Nice pictures!! that would be a great experience, ive always wanted a duck to poop on me, j/k.. I like the pics. where the guys are realeaseing the birds, pretty cool!! :beer:


----------



## J.D. (Oct 14, 2002)

Awesome pics! Thats alot of metal!


----------



## jgat (Oct 27, 2006)

Great pictures Chris. Looks like an awesome day. The pic of PC and his daughter is priceless! Way to go guys.


----------



## ndwaterfowler (May 22, 2005)

I agree, great pictures Chris and great project for the Minot Chapter!
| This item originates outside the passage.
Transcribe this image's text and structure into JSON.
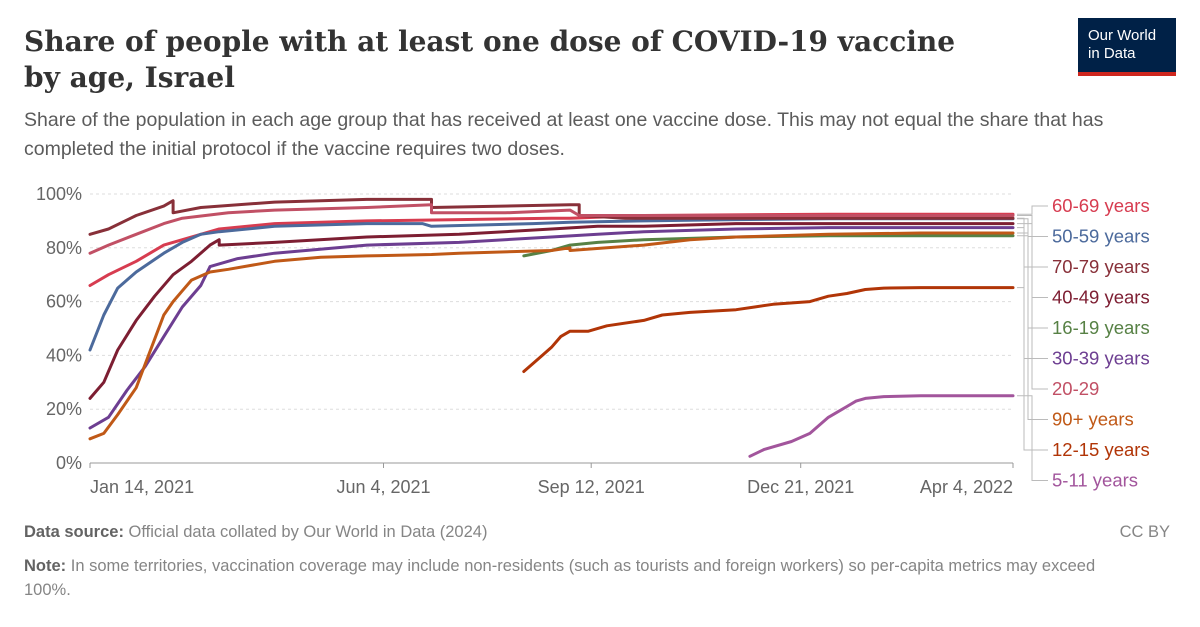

Well done!! :thumb:


----------



## nodakoutdoors.com (Feb 27, 2002)

Video of the event on DeltaWaterfowl.org

http://www.deltawaterfowl.org/


----------



## buckseye (Dec 8, 2003)

Pretty cool, Gary hammin it up abit. I bet I know where you guys that helped will be hunting.


----------



## dakotashooter2 (Oct 31, 2003)

Catch and release duck hunting. My kind of sport. Knock down a nice drake, pick him up and stroke him a bit, then let him go.


----------



## nodakoutdoors.com (Feb 27, 2002)

buckseye said:


> Pretty cool, Gary hammin it up abit. I bet I know where you guys that helped will be hunting.


We hunted there for opener a couple years ago....shot a ton of drakes....still no bands.
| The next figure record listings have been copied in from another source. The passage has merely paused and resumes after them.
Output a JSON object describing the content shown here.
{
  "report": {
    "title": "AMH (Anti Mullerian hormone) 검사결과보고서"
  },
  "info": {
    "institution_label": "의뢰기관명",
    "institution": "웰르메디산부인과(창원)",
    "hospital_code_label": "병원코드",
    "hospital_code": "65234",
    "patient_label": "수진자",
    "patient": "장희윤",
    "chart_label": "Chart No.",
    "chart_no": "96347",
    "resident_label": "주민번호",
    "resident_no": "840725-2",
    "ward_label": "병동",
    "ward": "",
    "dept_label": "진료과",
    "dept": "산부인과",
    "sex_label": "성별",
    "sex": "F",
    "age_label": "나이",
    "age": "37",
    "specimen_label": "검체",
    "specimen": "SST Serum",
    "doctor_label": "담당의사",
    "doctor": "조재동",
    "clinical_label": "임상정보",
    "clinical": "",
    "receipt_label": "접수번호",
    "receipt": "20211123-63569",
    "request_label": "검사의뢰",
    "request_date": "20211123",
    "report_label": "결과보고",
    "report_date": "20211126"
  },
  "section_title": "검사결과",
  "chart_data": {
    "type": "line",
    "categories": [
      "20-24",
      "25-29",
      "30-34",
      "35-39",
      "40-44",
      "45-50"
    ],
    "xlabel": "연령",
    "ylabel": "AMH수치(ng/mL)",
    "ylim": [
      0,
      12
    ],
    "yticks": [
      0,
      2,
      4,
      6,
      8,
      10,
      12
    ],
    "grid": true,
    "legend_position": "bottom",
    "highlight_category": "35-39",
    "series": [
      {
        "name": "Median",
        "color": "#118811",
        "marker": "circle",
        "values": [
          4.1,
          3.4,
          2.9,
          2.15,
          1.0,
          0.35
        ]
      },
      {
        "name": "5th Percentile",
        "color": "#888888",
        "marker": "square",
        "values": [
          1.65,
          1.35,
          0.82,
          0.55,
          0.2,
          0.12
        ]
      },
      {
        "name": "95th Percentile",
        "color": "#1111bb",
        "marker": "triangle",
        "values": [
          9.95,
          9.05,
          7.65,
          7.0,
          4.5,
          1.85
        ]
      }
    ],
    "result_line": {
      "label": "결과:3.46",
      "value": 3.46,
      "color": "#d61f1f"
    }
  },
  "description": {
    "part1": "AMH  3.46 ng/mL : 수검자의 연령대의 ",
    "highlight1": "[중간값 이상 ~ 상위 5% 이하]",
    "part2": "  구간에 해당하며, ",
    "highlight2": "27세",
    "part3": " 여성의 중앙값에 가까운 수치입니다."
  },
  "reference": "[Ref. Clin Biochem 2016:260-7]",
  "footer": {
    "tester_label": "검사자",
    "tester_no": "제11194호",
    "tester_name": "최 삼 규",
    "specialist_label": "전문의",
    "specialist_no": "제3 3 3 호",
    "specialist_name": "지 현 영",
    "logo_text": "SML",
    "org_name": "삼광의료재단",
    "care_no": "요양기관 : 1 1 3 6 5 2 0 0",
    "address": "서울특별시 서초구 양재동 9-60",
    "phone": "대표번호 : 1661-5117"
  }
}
Just don't have the mojo. 8)


----------



## cgreeny (Apr 21, 2004)

great pics Chris. It was a really good time. And half the time you donyt notice when the ducks take a dump down the side of your jacket.


----------



## huntingtim08 (Sep 17, 2004)

Those are some sweet pics. I hope maybe a couple of those critters come to check out my spread one day!!


----------